Mais, si les marchés ont été pris de panique, et continuent de l’être, par la déflation dans la zone euro, il peut être utile de remette les choses dans leur contexte. Comme l’illustre le graphique 1, ce même jour de janvier où la BCE a annoncé l’énorme augmentation de son bilan, l’inflation sous-jacente aux États-Unis (à périmètre comparable et hors prix immobiliers) était en réalité inférieure à celle de la zone euro et avait baissé plus rapidement. Pour autant, à ce moment-là, les marchés continuaient d’anticiper un relèvement des taux en juin outre-Atlantique.
Plus récemment, la baisse des emprunts d’État, suite à laquelle l’obligation allemande 2,5 % 2046 « sans risque » a chuté de près de 20 % en moins de trois semaines après avoir atteint un pic le 20 avril, a une nouvelle fois mis en évidence le risque en capital auquel peuvent être confrontés les investisseurs en cas de réévaluation rapide des courbes de taux. Cela a eu pour effet de recentrer l’attention sur le comportement disparate des diverses classes d’actifs dans un tel environnement et sur l’importance du positionnement en matière de duration sur les performances obligataires.
La Réserve fédérale américaine (Fed) se trouve face à un dilemme. Après plus de six années de taux d’intérêt proches de zéro, elle aimerait énormément commencer à relever ses taux. Plusieurs événements intervenus ces derniers mois – à savoir l’appréciation des actions, la croissance du marché des crédits auto « subprime » et le retour plus généralement des structurés de crédit – sont inquiétants en faisant penser à la période 2003-2007 durant laquelle la Fed avait maintenu ses taux à des niveaux trop bas. On a pu également observer les premiers signes de croissance des salaires gagner le système. Les tout derniers chiffres ont en effet révélé une croissance des salaires aux Etats-Unis de 2,6 % au 1er trimestre 2015, contre +1,8 % un an auparavant.

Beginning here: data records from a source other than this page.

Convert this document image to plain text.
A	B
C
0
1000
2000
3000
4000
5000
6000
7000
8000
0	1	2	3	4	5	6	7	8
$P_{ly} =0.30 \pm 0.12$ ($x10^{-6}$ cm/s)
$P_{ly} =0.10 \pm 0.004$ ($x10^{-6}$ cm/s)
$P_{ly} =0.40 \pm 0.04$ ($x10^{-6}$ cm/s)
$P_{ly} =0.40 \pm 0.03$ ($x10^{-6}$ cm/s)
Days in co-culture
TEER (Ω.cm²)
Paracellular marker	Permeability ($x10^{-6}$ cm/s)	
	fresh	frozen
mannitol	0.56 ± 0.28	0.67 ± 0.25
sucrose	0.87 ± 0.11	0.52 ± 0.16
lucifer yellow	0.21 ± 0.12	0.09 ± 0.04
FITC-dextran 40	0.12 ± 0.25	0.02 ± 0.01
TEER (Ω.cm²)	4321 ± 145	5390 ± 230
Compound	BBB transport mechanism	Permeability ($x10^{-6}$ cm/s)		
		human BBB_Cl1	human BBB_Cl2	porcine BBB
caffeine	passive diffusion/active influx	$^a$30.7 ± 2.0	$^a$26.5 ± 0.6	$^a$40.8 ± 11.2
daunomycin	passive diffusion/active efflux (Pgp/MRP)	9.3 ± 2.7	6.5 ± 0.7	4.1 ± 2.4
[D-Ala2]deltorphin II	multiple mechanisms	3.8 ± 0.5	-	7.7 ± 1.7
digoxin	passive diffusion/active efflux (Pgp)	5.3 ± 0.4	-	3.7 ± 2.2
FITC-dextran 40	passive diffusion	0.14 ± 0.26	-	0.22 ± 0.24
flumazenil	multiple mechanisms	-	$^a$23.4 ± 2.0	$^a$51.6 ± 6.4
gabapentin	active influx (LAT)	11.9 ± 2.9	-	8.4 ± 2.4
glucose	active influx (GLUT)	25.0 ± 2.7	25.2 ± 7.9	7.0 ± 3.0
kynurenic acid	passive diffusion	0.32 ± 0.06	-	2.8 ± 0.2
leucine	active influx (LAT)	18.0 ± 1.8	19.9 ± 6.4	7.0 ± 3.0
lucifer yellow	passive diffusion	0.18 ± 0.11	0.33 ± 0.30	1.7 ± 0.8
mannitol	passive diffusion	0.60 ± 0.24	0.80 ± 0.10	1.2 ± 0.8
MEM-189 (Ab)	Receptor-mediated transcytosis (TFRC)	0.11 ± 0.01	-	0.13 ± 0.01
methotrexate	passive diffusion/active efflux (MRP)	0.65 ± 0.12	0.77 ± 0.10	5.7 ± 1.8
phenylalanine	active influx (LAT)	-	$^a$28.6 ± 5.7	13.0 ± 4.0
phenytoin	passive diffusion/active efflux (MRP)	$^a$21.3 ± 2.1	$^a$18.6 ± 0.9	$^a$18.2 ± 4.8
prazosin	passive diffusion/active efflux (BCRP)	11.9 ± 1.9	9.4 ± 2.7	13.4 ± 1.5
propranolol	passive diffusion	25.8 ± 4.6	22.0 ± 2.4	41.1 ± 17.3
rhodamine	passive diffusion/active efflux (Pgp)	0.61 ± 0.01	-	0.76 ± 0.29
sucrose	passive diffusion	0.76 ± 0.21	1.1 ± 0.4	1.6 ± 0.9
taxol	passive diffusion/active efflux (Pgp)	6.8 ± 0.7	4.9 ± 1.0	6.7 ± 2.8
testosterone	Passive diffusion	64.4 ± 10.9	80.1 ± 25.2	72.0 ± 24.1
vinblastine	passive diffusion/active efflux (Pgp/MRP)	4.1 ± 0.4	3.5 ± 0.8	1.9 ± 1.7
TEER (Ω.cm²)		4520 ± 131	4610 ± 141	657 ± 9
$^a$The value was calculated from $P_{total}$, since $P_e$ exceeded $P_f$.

Au nombre des indicateurs économiques clés suivis par la présidente de la Fed, Janet Yellen, figurent plusieurs mesures de l’emploi telles que les emplois offerts par le secteur privé (mesurés par le sondage JOLTS pour « Job Openings and Labour Turnover Survey ») et les démissions (les emplois volontairement quittés, souvent après avoir accepté une nouveau poste). Compte tenu de la bonne orientation de ces indicateurs, un relèvement des taux pourrait prochainement devenir réalité. Mais, Janet Yellen et la Fed se souviennent très bien des leçons de la Grande Dépression : en retirant les mesures de soutien prématurément, une nouvelle récession pourrait rapidement redevenir d’actualité. La Fed en est réduite à compter sur le fait qu’il sera plus aisé de lutter contre l’inflation en relevant ses taux que de combattre la déflation dans un monde où les taux sont déjà proches de zéro. Cette situation permet également d’atténuer le risque de voir la hausse des taux d’intérêt se traduire par une vigueur du dollar qui pénaliserait un peu plus les bénéfices des entreprises américaines.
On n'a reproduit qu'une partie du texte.